El pastizal alberga muchas especies nativas características de este hábitat que se ven afectadas por los diferentes disturbios. La existencia de áreas protegidas, como el Parque Provincial Ernesto Tornquist, ayuda a mantener un estado de conservación relativamente bueno.


Es importante conocer cuáles son las especies de flora y fauna originarias, ya que su presencia nos permite inferir cuál es el estado de conservación del pastizal.
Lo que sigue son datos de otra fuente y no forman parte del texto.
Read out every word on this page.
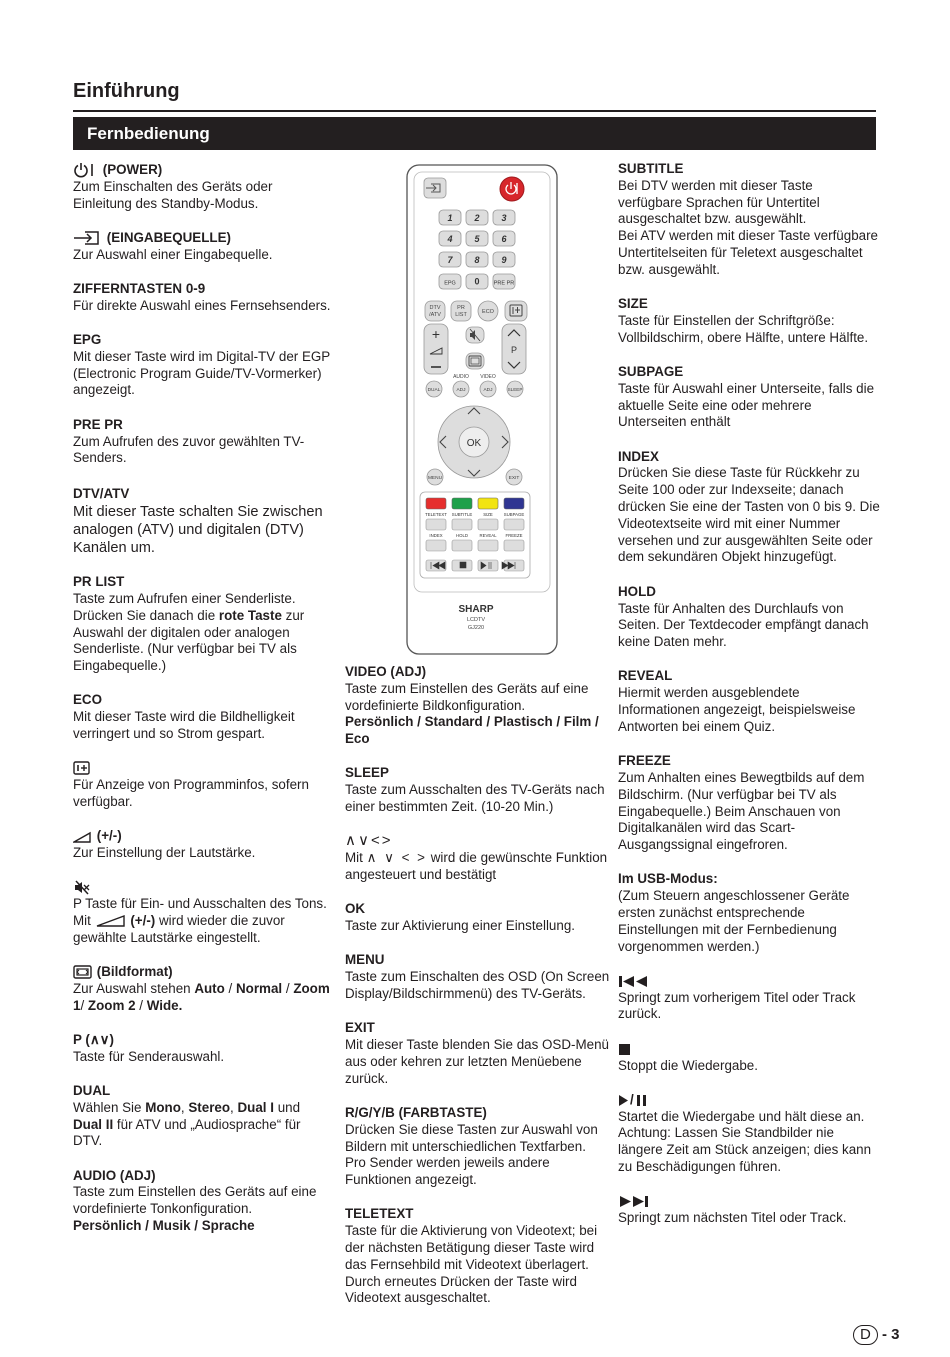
Einführung
Fernbedienung
(POWER)
Zum Einschalten des Geräts oder Einleitung des Standby-Modus.
(EINGABEQUELLE)
Zur Auswahl einer Eingabequelle.
ZIFFERNTASTEN 0-9
Für direkte Auswahl eines Fernsehsenders.
EPG
Mit dieser Taste wird im Digital-TV der EGP (Electronic Program Guide/TV-Vormerker) angezeigt.
PRE PR
Zum Aufrufen des zuvor gewählten TV-Senders.
DTV/ATV
Mit dieser Taste schalten Sie zwischen analogen (ATV) und digitalen (DTV) Kanälen um.
PR LIST
Taste zum Aufrufen einer Senderliste. Drücken Sie danach die rote Taste zur Auswahl der digitalen oder analogen Senderliste. (Nur verfügbar bei TV als Eingabequelle.)
ECO
Mit dieser Taste wird die Bildhelligkeit verringert und so Strom gespart.
Für Anzeige von Programminfos, sofern verfügbar.
(+/-)
Zur Einstellung der Lautstärke.
P Taste für Ein- und Ausschalten des Tons.
Mit	(+/-) wird wieder die zuvor gewählte Lautstärke eingestellt.
(Bildformat)
Zur Auswahl stehen Auto / Normal / Zoom 1/ Zoom 2 / Wide.
P (∧∨)
Taste für Senderauswahl.
DUAL
Wählen Sie Mono, Stereo, Dual I und Dual II für ATV und „Audiosprache“ für DTV.
AUDIO (ADJ)
Taste zum Einstellen des Geräts auf eine vordefinierte Tonkonfiguration.
Persönlich / Musik / Sprache
1 2 3
4 5 6
7 8 9
EPG 0	PRE PR
DTV
/ATV
PR
LIST	ECO
+
P
AUDIO VIDEO
DUAL	ADJ	ADJ	SLEEP
OK
MENU	EXIT
TELETEXT
INDEX
SUBTITLE
HOLD
SIZE
REVEAL
SUBPAGE
FREEZE
SHARP
LCDTV
GJ220
VIDEO (ADJ)
Taste zum Einstellen des Geräts auf eine vordefinierte Bildkonfiguration.
Persönlich / Standard / Plastisch / Film / Eco
SLEEP
Taste zum Ausschalten des TV-Geräts nach einer bestimmten Zeit. (10-20 Min.)
∧∨<>
Mit ∧ ∨ < > wird die gewünschte Funktion angesteuert und bestätigt
OK
Taste zur Aktivierung einer Einstellung.
MENU
Taste zum Einschalten des OSD (On Screen Display/Bildschirmmenü) des TV-Geräts.
EXIT
Mit dieser Taste blenden Sie das OSD-Menü aus oder kehren zur letzten Menüebene zurück.
R/G/Y/B (FARBTASTE)
Drücken Sie diese Tasten zur Auswahl von Bildern mit unterschiedlichen Textfarben. Pro Sender werden jeweils andere Funktionen angezeigt.
TELETEXT
Taste für die Aktivierung von Videotext; bei der nächsten Betätigung dieser Taste wird das Fernsehbild mit Videotext überlagert. Durch erneutes Drücken der Taste wird Videotext ausgeschaltet.
SUBTITLE
Bei DTV werden mit dieser Taste verfügbare Sprachen für Untertitel ausgeschaltet bzw. ausgewählt.
Bei ATV werden mit dieser Taste verfügbare Untertitelseiten für Teletext ausgeschaltet bzw. ausgewählt.
SIZE
Taste für Einstellen der Schriftgröße: Vollbildschirm, obere Hälfte, untere Hälfte.
SUBPAGE
Taste für Auswahl einer Unterseite, falls die aktuelle Seite eine oder mehrere Unterseiten enthält
INDEX
Drücken Sie diese Taste für Rückkehr zu Seite 100 oder zur Indexseite; danach drücken Sie eine der Tasten von 0 bis 9. Die Videotextseite wird mit einer Nummer versehen und zur ausgewählten Seite oder dem sekundären Objekt hinzugefügt.
HOLD
Taste für Anhalten des Durchlaufs von Seiten. Der Textdecoder empfängt danach keine Daten mehr.
REVEAL
Hiermit werden ausgeblendete Informationen angezeigt, beispielsweise Antworten bei einem Quiz.
FREEZE
Zum Anhalten eines Bewegtbilds auf dem Bildschirm. (Nur verfügbar bei TV als Eingabequelle.) Beim Anschauen von Digitalkanälen wird das Scart-Ausgangssignal eingefroren.
Im USB-Modus:
(Zum Steuern angeschlossener Geräte ersten zunächst entsprechende Einstellungen mit der Fernbedienung vorgenommen werden.)
Springt zum vorherigem Titel oder Track zurück.
Stoppt die Wiedergabe.
/
Startet die Wiedergabe und hält diese an.
Achtung: Lassen Sie Standbilder nie längere Zeit am Stück anzeigen; dies kann zu Beschädigungen führen.
Springt zum nächsten Titel oder Track.
D - 3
Además, conociendo su biología y ecología se puede determinar cuál es el grado de recuperación de dicho pastizal.


Actualmente está llevando a cabo un estudio del banco de semillas en éstas áreas para así poder comprender el efecto real sobre la flora autóctona. Además, se está trabajando sobre poblaciones de la tarántula Grammostola vachoni (endémica de Argentina) que solo habita en los pastizales serranos por lo que su distribución y abundancia podrían verse afectadas por las perturbaciones.


Con la información obtenida a través de estos estudios, se podrían establecer indicadores y elaborar modelos que permitan la evaluación del estado del pastizal así como instrumentar medidas de recuperación.